The Intracoastal Waterway proved a barrier to the sheet-flow of freshwater that created the matric of freshwater, intermediate and brackish marshes vital as habitat to freshwater and marine life as well as habitat for a stunning array of wildlife, including some of the densest concentrations of resident and migratory waterfowl and wetland-dependent birds.
It also proves an avenue for saltwater to invade the marsh, a kind of acid that eats away at the freshwater-deprived marsh. And that avenue is getting bigger. When built, the Intracoastal Waterway was 185 feet wide. Erosion caused by waves created by barge traffic has gnawed the soft shoreline away, with the waterway now 600 feet or more wide in some areas.
Between 1930 and 2001, 4,700 acres of the 50,000 acres of Salt Bayou ecosystem emergent marsh south of the Intracoastal evaporated, transformed to open water. Over the next 11 years, another almost 4,500 acres of vegetated marsh washed away.
Even more damaging, the Gulf of Mexico was moving inland. The beach fronting the Salt Bayou complex was retreating as jetties blocked the avenue for the natural renourishment of sand on those beaches. The beachfront between Sabine Pass and High Island has retreated as much as 35 feet a year—more than the length of a football field in a decade.
It was these and other challenges to the Salt Bayou ecosystem's marshes that over the past decade triggered a concerted effort to address the crisis.
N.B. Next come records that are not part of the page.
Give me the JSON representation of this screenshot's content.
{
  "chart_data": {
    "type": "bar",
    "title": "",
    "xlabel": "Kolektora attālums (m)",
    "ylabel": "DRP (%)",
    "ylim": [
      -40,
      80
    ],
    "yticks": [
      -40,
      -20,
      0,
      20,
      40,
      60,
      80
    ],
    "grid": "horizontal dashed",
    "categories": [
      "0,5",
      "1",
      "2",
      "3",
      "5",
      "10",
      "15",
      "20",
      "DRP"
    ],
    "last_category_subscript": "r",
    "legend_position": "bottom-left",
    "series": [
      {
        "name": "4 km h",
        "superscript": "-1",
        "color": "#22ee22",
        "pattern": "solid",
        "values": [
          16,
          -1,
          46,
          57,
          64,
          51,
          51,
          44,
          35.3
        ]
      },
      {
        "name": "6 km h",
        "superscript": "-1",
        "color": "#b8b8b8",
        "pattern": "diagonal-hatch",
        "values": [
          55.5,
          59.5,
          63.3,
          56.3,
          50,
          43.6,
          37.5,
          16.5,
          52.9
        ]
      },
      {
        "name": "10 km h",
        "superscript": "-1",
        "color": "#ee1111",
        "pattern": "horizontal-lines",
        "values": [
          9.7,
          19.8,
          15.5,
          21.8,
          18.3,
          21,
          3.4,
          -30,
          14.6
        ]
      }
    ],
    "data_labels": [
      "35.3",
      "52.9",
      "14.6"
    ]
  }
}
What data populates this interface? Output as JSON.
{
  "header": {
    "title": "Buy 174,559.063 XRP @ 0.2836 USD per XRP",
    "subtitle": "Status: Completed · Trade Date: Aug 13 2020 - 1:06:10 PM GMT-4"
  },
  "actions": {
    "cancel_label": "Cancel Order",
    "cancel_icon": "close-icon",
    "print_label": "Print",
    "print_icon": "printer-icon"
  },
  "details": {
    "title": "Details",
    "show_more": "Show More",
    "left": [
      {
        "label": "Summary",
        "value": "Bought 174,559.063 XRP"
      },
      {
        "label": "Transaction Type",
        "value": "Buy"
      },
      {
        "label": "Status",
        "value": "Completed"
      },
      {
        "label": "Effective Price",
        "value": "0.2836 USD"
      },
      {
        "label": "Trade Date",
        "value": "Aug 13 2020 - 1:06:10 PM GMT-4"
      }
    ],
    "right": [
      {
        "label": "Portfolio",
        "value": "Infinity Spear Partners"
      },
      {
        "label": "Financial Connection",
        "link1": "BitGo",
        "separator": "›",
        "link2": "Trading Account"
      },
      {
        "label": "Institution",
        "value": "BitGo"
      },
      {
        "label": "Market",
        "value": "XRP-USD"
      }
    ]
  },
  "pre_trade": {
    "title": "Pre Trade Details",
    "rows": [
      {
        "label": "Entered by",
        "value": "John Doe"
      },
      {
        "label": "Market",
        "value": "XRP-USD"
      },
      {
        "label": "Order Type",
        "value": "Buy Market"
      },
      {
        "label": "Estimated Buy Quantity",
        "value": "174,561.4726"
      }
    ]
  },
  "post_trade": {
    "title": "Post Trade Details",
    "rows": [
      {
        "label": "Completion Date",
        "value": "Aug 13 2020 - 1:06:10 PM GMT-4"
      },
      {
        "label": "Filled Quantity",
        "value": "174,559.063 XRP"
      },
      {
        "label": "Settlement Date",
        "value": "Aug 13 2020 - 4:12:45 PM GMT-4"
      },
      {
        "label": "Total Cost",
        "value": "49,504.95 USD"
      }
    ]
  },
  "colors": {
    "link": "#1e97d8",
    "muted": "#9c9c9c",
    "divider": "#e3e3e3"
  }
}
That effort has been led by a wide-ranging coalition that includes national, state and local elected officials as well as government natural resource agencies and private conservation groups.
Jefferson County Judge Jeff Branick has been one of the project's most enthusiastic and effective advocates and sees the effort as both an environmental and economic priority. A Jefferson County native who grew up hunting and fishing in the area, Branick said he understands the crucial environmental and quality-of-life issues associated with addressing the Salt Bayou system's problems. But he also sees the economic imperative of restoring, enhancing and protecting the marsh landscape.
"The more you understand about that marsh, the more you understand it's too important to lose," Judge Branick said. "If you think the cost of saving it is high, you can't imagine the cost of losing it."